Isidore of Miletus is known to history as one of two architects who designed the sixth century rebuilding of the Hagia Sophia in Constantinople (today’s Istanbul). The second church built on the same site was destroyed during the Nika riots of 532. The Emperor Justinian had just embarked on an enormous building plan at the time. He hired Isidore and Anthemius of Tralles to build a third church that would last for many ages. Justinian was a man of big ideas who insisted upon making big statements concerning his own personal power and that of what was then the Roman Empire. The architects did not let him down. Isidore helped to engineer a structure that still stands today. Justinian had materials brought from all over the empire: porphyry from Egypt, green marble from Thessaly, black stone from the Bosporus region and yellow stone from Syria. More than ten thousand people were employed during the construction. When it was completed the new church was immediately recognized as a genius work of architecture. Isidore and his partner may have relied on the theories of Heron of Alexandria. The church is supported by an enormous dome covering an equally large space. Later visitors to Hagia Sophia described standing in the church and looking up at the dome, which was said to appear to be as suspended upon a golden chain. Russian visitors in the late tenth century claimed they felt as though they were in heaven standing beneath the dome.

Prior to taking the Hagia Sophia job, Isidore had a long career teaching physics in Alexandria, Egypt, and later at Constantinople.
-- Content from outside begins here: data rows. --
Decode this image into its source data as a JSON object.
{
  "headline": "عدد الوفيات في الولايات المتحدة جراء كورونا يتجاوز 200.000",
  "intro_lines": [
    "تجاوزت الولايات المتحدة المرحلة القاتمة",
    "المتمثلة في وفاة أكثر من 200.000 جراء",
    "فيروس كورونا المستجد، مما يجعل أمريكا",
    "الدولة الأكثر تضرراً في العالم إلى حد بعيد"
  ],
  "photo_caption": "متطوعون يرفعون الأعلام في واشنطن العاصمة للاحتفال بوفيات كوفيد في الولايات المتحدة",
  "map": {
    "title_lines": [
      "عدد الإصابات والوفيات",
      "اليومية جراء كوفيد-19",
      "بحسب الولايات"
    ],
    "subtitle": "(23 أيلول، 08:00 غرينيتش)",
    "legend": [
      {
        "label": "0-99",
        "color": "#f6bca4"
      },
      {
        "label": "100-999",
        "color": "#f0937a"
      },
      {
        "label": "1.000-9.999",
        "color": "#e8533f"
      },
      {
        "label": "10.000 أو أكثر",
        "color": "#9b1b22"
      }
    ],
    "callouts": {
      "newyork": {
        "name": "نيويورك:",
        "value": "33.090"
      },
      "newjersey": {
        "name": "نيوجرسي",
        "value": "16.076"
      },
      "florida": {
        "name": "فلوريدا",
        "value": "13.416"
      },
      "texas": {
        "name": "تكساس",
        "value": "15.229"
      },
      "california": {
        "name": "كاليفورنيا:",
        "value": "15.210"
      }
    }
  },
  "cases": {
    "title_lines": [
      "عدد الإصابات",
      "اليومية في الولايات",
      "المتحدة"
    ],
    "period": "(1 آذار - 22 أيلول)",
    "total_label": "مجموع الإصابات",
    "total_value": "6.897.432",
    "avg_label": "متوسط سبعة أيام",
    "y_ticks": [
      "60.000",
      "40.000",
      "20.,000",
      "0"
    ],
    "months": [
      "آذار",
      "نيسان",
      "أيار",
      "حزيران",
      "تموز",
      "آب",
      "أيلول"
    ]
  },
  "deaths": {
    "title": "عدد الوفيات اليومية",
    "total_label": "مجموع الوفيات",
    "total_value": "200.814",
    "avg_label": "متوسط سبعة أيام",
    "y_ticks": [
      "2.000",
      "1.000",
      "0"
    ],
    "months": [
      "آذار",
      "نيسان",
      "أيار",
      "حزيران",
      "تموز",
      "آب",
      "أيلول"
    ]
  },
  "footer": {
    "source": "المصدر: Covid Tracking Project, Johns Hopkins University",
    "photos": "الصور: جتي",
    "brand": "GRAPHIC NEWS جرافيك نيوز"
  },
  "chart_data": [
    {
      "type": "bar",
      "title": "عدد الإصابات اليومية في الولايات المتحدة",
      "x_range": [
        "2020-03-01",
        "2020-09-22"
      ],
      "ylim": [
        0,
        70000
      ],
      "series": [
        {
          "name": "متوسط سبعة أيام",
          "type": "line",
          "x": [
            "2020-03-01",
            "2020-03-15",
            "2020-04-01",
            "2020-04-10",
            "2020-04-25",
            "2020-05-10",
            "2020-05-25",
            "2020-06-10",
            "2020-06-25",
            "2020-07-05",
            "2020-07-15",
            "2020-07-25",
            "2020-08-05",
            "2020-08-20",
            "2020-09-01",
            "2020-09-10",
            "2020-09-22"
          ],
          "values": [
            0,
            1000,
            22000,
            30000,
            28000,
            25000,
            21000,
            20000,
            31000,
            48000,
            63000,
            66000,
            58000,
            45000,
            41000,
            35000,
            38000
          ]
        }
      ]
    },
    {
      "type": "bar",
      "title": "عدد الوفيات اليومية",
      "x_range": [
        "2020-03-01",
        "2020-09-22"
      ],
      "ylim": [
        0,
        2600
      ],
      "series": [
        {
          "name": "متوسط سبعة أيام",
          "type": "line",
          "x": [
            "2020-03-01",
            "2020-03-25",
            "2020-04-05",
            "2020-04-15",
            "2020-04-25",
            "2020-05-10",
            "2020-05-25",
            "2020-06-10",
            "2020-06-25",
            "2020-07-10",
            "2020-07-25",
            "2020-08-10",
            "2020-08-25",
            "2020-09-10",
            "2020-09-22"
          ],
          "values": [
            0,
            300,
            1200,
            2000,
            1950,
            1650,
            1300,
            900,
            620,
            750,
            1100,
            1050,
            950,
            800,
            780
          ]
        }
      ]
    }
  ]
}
He was a prolific writer as well, focusing on the history and science of construction. He collected and publicized the writings of Eutocius, which were commentaries on the mathematics of Achimedes and Apollonius, which helped to revive interest in their works. Through his efforts, these important writings were preserved and passed down the generations. Isidore was also an able mathematician, to whom we owe the T-square, the string construction of a parabola, and possibly the apocryphal Book XV of Euclid’s Elements.